Have any of you considered that maybe the reduced frequency of sex and reduced libido has nothing to do with the op and is something that the op's boyfriend is going through?

That shit changes over time and can be for a multitude of reasons.

Maybe he's getting a bit older and is hitting that point where his sex drive isn't the same anymore.

Maybe there's some other shit stressing him out and his libido has taken a hit as a result.

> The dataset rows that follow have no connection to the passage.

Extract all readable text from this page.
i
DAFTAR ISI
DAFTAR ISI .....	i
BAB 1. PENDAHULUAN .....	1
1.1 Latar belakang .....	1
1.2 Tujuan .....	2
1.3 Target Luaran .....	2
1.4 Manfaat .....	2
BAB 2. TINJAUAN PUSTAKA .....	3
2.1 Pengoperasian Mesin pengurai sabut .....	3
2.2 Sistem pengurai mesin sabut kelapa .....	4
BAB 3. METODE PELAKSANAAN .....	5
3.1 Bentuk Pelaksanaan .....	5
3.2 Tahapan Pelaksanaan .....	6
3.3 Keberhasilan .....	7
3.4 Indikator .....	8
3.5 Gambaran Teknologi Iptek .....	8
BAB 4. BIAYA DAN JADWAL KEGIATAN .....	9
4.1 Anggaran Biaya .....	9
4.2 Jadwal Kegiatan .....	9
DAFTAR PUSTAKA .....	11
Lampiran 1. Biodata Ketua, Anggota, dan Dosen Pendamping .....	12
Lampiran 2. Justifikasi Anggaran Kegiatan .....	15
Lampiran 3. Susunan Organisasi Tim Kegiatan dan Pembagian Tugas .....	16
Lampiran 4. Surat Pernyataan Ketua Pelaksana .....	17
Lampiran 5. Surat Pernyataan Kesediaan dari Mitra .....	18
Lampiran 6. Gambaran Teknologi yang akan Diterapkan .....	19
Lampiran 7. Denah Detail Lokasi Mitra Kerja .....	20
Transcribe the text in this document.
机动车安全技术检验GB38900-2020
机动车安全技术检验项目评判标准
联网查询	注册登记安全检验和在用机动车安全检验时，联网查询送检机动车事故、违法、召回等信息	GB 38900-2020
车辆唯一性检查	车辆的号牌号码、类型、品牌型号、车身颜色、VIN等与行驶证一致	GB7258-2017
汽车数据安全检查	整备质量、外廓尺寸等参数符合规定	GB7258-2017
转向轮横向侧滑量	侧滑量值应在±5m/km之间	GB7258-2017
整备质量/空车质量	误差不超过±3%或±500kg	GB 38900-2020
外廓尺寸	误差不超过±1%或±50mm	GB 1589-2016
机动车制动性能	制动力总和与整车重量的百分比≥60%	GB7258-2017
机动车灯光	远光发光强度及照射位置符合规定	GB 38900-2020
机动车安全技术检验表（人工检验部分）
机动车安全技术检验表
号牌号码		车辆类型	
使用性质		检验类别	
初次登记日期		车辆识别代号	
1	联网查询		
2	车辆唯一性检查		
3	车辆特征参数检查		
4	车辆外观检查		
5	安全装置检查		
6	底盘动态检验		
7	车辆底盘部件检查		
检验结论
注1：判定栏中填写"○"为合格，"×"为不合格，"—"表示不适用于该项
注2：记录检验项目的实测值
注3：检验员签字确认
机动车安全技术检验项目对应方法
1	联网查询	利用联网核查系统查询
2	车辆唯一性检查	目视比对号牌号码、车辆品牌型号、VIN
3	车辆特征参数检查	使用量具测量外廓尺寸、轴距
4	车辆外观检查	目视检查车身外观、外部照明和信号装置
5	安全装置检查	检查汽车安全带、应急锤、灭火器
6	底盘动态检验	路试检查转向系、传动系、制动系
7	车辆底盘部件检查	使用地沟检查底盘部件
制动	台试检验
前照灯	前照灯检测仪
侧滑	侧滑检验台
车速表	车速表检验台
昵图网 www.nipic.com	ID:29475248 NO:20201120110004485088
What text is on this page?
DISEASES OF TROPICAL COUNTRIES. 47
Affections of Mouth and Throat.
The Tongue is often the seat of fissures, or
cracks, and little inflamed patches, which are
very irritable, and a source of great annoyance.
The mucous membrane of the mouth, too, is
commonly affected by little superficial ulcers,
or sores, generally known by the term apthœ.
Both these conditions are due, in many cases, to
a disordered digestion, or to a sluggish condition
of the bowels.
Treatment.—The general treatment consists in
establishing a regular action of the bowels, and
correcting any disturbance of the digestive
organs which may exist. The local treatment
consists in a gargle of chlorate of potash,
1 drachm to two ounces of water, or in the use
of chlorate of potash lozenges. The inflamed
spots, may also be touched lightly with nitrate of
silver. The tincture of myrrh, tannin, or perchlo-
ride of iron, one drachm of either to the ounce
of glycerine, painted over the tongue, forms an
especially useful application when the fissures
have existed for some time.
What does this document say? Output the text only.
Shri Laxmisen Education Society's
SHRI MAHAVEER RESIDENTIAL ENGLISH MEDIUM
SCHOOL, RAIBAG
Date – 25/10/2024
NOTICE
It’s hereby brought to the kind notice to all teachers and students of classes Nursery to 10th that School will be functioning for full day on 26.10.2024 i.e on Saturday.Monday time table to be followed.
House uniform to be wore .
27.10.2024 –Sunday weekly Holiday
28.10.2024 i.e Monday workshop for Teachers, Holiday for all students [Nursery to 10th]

Or... maybe the op and bf have been together long enough that things have normalized and he's not a sex-starved maniac like he was in his younger days?
>>
>>18455663
being with someone who doesnt see you as attractive is miserable. not being initiated for sex and not being desired can kill a woman's self esteem. you'll only be happy if you have someone who appreciates you on the side or if you just break up. Take it from someone who is in a situation where their bf doesnt fuck them anymore due to lack of attraction.
>>
>>18455749
sorry but women do not like being fat. It is incredibly selfish to be expecting a woman to live with being fat so your dick can feel good. Other people treat fat chicks like shit and it just does not feel good looking in the mirror and seeing a fatty. This is not very good advice for OP's happiness, it's only good advice for the man who stopped fucking her.
>>
>>18457223
He literally told me that it is because he's less attracted to me because I lost weight.
>>
>>18456521
He is attracted to me, we still have sex.
Just we went from "I can't sit next to you without having a boner" to "Heh". We fuck 1-2 times a week vs 1-2 times every day.
>>
>>18457242
Tbf this usually happens in relationships anyway. He might just think he's being kind so you're not losing weight for the wrong reasons, for example due to a poor opinion of yourself.

Don't overthink it.

If you're looking after your health good on you. How exactly did you lose weight though?
>>
>>18457598
> this usually happens in relationships anyway.
It wasn't happening in ours till I lost weight. We were fucking like rabbits till 6 weeks ago when I went under 140 lbs, then it just decreased till today.

>How exactly did you lose weight though?
Diet and exercise. Nothing fancy. I eat on a calorie deficit and work out every day.